Nancy Fraser (2009) converge com a constatação de Ellen Wood: o capitalismo no contexto da acumulação flexível introduz uma concepção de mundo tão fragmentária que consegue cooptar as lutas das diversas identidades sociais pelo reconhecimento. Desse modo, o descolamento de uma crítica estrutural pode fazer com que tais lutas contribuam, em momentos específicos, para a expansão capitalista, sem efetivamente garantir a emancipação das identidades exploradas. (O engajamento de alguns bancos em campanhas contra a discriminação e as peças publicitárias supostamente em defesa da diversidade para venda de produtos estão aí para quem quiser ver). 

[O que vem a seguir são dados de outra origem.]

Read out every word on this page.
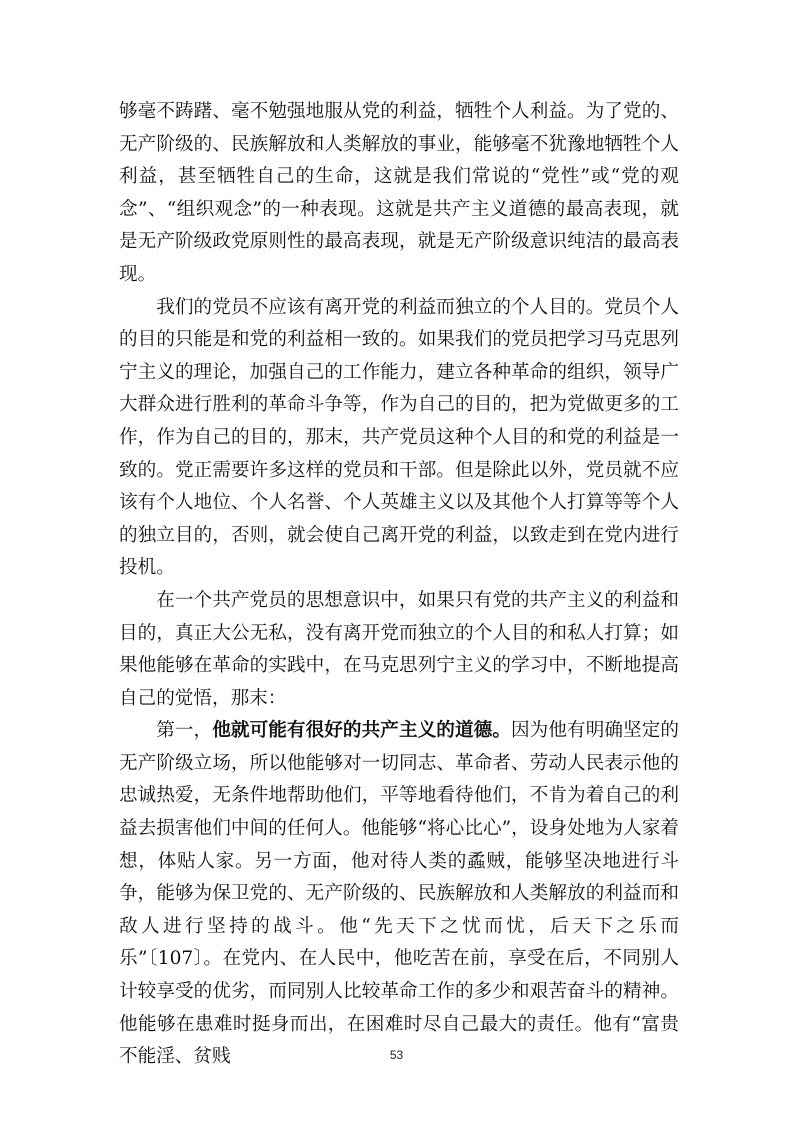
够毫不踌躇、毫不勉强地服从党的利益，牺牲个人利益。为了党的、无产阶级的、民族解放和人类解放的事业，能够毫不犹豫地牺牲个人利益，甚至牺牲自己的生命，这就是我们常说的“党性”或“党的观念”、“组织观念”的一种表现。这就是共产主义道德的最高表现，就是无产阶级政党原则性的最高表现，就是无产阶级意识纯洁的最高表现。

我们的党员不应该有离开党的利益而独立的个人目的。党员个人的目的只能是和党的利益相一致的。如果我们的党员把学习马克思列宁主义的理论，加强自己的工作能力，建立各种革命的组织，领导广大群众进行胜利的革命斗争等，作为自己的目的，把为党做更多的工作，作为自己的目的，那末，共产党员这种个人目的和党的利益是一致的。党正需要许多这样的党员和干部。但是除此以外，党员就不应该有个人地位、个人名誉、个人英雄主义以及其他个人打算等等个人的独立目的，否则，就会使自己离开党的利益，以致走到在党内进行投机。

在一个共产党员的思想意识中，如果只有党的共产主义的利益和目的，真正大公无私，没有离开党而独立的个人目的和私人打算；如果他能够在革命的实践中，在马克思列宁主义的学习中，不断地提高自己的觉悟，那末：

第一，他就可能有很好的共产主义的道德。因为他有明确坚定的无产阶级立场，所以他能够对一切同志、革命者、劳动人民表示他的忠诚热爱，无条件地帮助他们，平等地看待他们，不肯为着自己的利益去损害他们中间的任何人。他能够“将心比心”，设身处地为人家着想，体贴人家。另一方面，他对待人类的蟊贼，能够坚决地进行斗争，能够为保卫党的、无产阶级的、民族解放和人类解放的利益而和敌人进行坚持的战斗。他“先天下之忧而忧，后天下之乐而乐”〔107〕。在党内、在人民中，他吃苦在前，享受在后，不同别人计较享受的优劣，而同别人比较革命工作的多少和艰苦奋斗的精神。他能够在患难时挺身而出，在困难时尽自己最大的责任。他有“富贵不能淫、贫贱	53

Por exemplo, ao falar do feminismo, Nancy Fraser defende a reconexão da luta pelo reconhecimento "contra a sujeição personalizada à crítica ao sistema capitalista, o qual, ainda que prometa liberação, de fato substitui um modo dominação por outro” (Fraser, 2009, p. 30).

Portanto, sem enfrentar a questão estrutural econômica, não será possível jogar politicamente de modo efetivo contra uma extrema-direita que lança espantalhos para dissimular o debate público, enquanto entrega o que apoiadores e financiadores de poderosas frações burguesas encomendaram.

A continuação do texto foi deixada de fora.